Shape memory performance assessment of FDM 3D printed PLA-TPU composites by Box-Behnken response surface methodology
In this paper, for the first time, the role of manufacturing parameters of fused deposition modeling (FDM) on the shape memory effect (SME) is investigated by design of experiments. PLA-TPU blend with a weight composition of 30:70% is processed by melt mixing and then extruded into 1.75 mm filaments for 3D printing via FDM. SEM images reveal that TPU droplets are distributed in the PLA matrix, and the immiscible matrix-droplet morphology is evident. Box-Behnken design (BBD), as an experimental design of the response surface method (RSM), is implemented to fit the model between variables and responses. The shell, infill density, and nozzle temperature are selected as variables, and their effects on loading stress, recovery stress, shape fixity, and shape recovery ratio are studied in detail. An analysis of variance (ANOVA) is applied to estimate the importance of each printing parameter on the output response and assess the fitness of the presented model. The ANOVA results reveal the high accuracy of the model and the importance of the parameters. Infill density and nozzle temperature had the greatest and least roles on shape memory properties, respectively.
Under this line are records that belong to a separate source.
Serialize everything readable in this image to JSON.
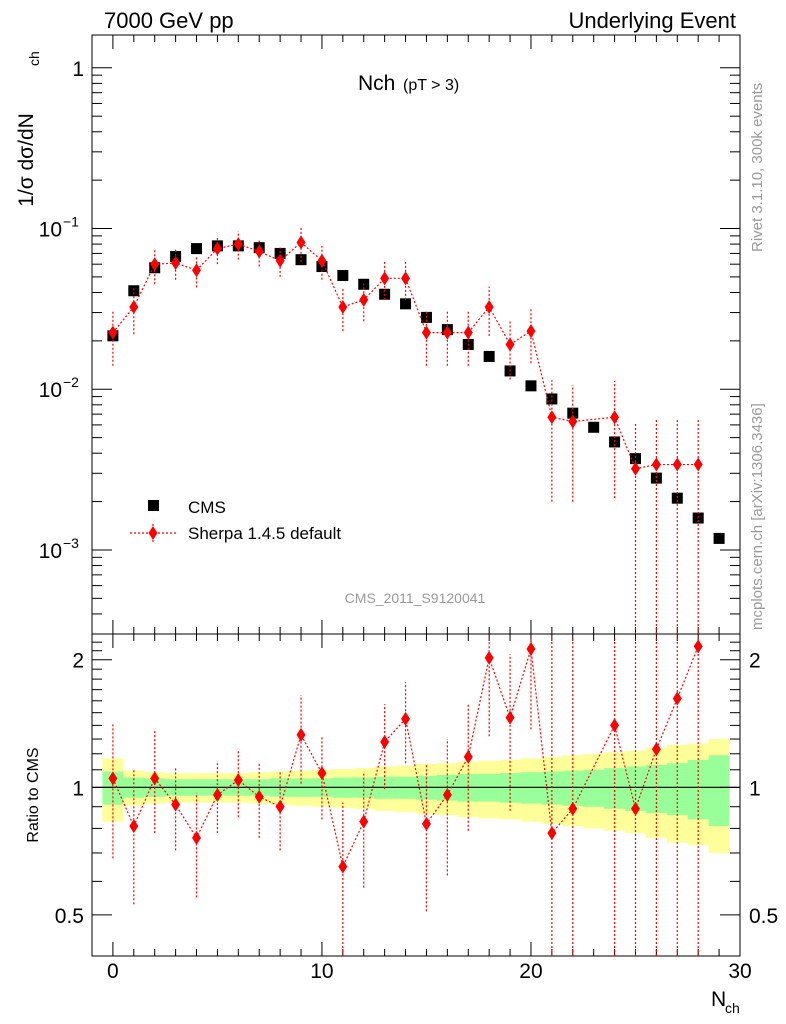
{
  "header": {
    "left": "7000 GeV pp",
    "right": "Underlying Event"
  },
  "side_labels": {
    "rivet": "Rivet 3.1.10,  300k events",
    "mcplots": "mcplots.cern.ch [arXiv:1306.3436]"
  },
  "chart_data": {
    "type": "scatter",
    "title": "Nch",
    "title_sub": "(pT >  3)",
    "watermark": "CMS_2011_S9120041",
    "xlabel": "N",
    "xlabel_sub": "ch",
    "ylabel": "1/σ dσ/dN",
    "ylabel_sub": "ch",
    "xlim": [
      -1,
      30
    ],
    "ylim": [
      0.0003,
      1.6
    ],
    "yscale": "log",
    "x_ticks": [
      0,
      10,
      20,
      30
    ],
    "y_ticks": [
      {
        "value": 1,
        "label": "1"
      },
      {
        "value": 0.1,
        "label": "10",
        "exp": "−1"
      },
      {
        "value": 0.01,
        "label": "10",
        "exp": "−2"
      },
      {
        "value": 0.001,
        "label": "10",
        "exp": "−3"
      }
    ],
    "legend_position": "bottom-left",
    "series": [
      {
        "name": "CMS",
        "color": "#000000",
        "marker": "square",
        "x": [
          0,
          1,
          2,
          3,
          4,
          5,
          6,
          7,
          8,
          9,
          10,
          11,
          12,
          13,
          14,
          15,
          16,
          17,
          18,
          19,
          20,
          21,
          22,
          23,
          24,
          25,
          26,
          27,
          28,
          29
        ],
        "y": [
          0.0215,
          0.041,
          0.057,
          0.067,
          0.075,
          0.078,
          0.078,
          0.076,
          0.07,
          0.064,
          0.058,
          0.051,
          0.045,
          0.039,
          0.034,
          0.028,
          0.0235,
          0.019,
          0.016,
          0.013,
          0.0105,
          0.0087,
          0.0071,
          0.0058,
          0.0047,
          0.0037,
          0.0028,
          0.0021,
          0.00158,
          0.00118
        ]
      },
      {
        "name": "Sherpa 1.4.5 default",
        "color": "#ff0000",
        "marker": "diamond",
        "line": "dotted",
        "x": [
          0,
          1,
          2,
          3,
          4,
          5,
          6,
          7,
          8,
          9,
          10,
          11,
          12,
          13,
          14,
          15,
          16,
          17,
          18,
          19,
          20,
          21,
          22,
          24,
          25,
          26,
          27,
          28
        ],
        "y": [
          0.0225,
          0.0325,
          0.06,
          0.061,
          0.055,
          0.075,
          0.08,
          0.072,
          0.063,
          0.082,
          0.063,
          0.0325,
          0.036,
          0.049,
          0.049,
          0.0225,
          0.0225,
          0.0225,
          0.0325,
          0.019,
          0.023,
          0.0067,
          0.0063,
          0.0067,
          0.0032,
          0.0034,
          0.0034,
          0.0034
        ],
        "err_lo": [
          0.0085,
          0.0105,
          0.015,
          0.013,
          0.012,
          0.015,
          0.016,
          0.014,
          0.013,
          0.02,
          0.015,
          0.0095,
          0.0095,
          0.013,
          0.013,
          0.0085,
          0.0085,
          0.0085,
          0.011,
          0.0075,
          0.0085,
          0.0047,
          0.0043,
          0.0046,
          0.003,
          0.0032,
          0.0032,
          0.0032
        ],
        "err_hi": [
          0.0085,
          0.0105,
          0.015,
          0.013,
          0.012,
          0.015,
          0.016,
          0.014,
          0.013,
          0.02,
          0.015,
          0.0095,
          0.0095,
          0.013,
          0.013,
          0.0085,
          0.0085,
          0.0085,
          0.011,
          0.0075,
          0.0085,
          0.0047,
          0.0043,
          0.0046,
          0.003,
          0.0032,
          0.0032,
          0.0032
        ]
      }
    ],
    "ratio": {
      "ylabel": "Ratio to CMS",
      "ylim": [
        0.4,
        2.3
      ],
      "yscale": "log",
      "y_ticks": [
        {
          "value": 0.5,
          "label": "0.5"
        },
        {
          "value": 1,
          "label": "1"
        },
        {
          "value": 2,
          "label": "2"
        }
      ],
      "band_inner_color": "#99ff99",
      "band_outer_color": "#ffff99",
      "x": [
        0,
        1,
        2,
        3,
        4,
        5,
        6,
        7,
        8,
        9,
        10,
        11,
        12,
        13,
        14,
        15,
        16,
        17,
        18,
        19,
        20,
        21,
        22,
        23,
        24,
        25,
        26,
        27,
        28,
        29
      ],
      "band_inner": [
        0.09,
        0.055,
        0.05,
        0.045,
        0.045,
        0.045,
        0.045,
        0.045,
        0.05,
        0.05,
        0.05,
        0.055,
        0.055,
        0.06,
        0.06,
        0.065,
        0.07,
        0.075,
        0.075,
        0.08,
        0.085,
        0.09,
        0.095,
        0.1,
        0.11,
        0.12,
        0.13,
        0.14,
        0.16,
        0.19
      ],
      "band_outer": [
        0.17,
        0.095,
        0.085,
        0.08,
        0.08,
        0.08,
        0.08,
        0.085,
        0.09,
        0.095,
        0.1,
        0.105,
        0.11,
        0.12,
        0.125,
        0.135,
        0.14,
        0.15,
        0.155,
        0.16,
        0.17,
        0.18,
        0.19,
        0.2,
        0.21,
        0.22,
        0.24,
        0.26,
        0.27,
        0.3
      ],
      "series": {
        "name": "Sherpa 1.4.5 default",
        "x": [
          0,
          1,
          2,
          3,
          4,
          5,
          6,
          7,
          8,
          9,
          10,
          11,
          12,
          13,
          14,
          15,
          16,
          17,
          18,
          19,
          20,
          21,
          22,
          24,
          25,
          26,
          27,
          28
        ],
        "y": [
          1.05,
          0.81,
          1.05,
          0.91,
          0.76,
          0.96,
          1.04,
          0.95,
          0.9,
          1.33,
          1.08,
          0.65,
          0.83,
          1.28,
          1.45,
          0.82,
          0.96,
          1.18,
          2.02,
          1.46,
          2.12,
          0.78,
          0.89,
          1.4,
          0.89,
          1.23,
          1.62,
          2.15
        ],
        "lo": [
          0.68,
          0.53,
          0.78,
          0.71,
          0.55,
          0.78,
          0.85,
          0.76,
          0.71,
          1.02,
          0.84,
          0.38,
          0.58,
          0.99,
          1.14,
          0.51,
          0.62,
          0.79,
          1.32,
          0.88,
          1.37,
          0.2,
          0.22,
          0.4,
          0.2,
          0.2,
          0.2,
          0.2
        ],
        "hi": [
          1.42,
          1.11,
          1.36,
          1.12,
          0.97,
          1.14,
          1.23,
          1.14,
          1.09,
          1.65,
          1.32,
          0.92,
          1.09,
          1.57,
          1.77,
          1.14,
          1.3,
          1.57,
          2.24,
          2.06,
          2.24,
          2.24,
          2.24,
          2.24,
          2.24,
          2.24,
          2.24,
          2.24
        ]
      }
    }
  }
}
Also, the values of shape fixity and shape recovery were obtained in the ranges of 58–100% and 53–91%, respectively. Despite many researches on 4D printing of PLA, low ductility at room temperature and high stress relaxation rate are its weakness, which are covered by adding TPU in this research. Due to the lack of similar outcomes in the specialized literature, this paper is likely to fill the gap in the state-of-the-art problem and supply pertinent data that are instrumental for FDM 3D printing of functional shape memory polymers with less material consumption.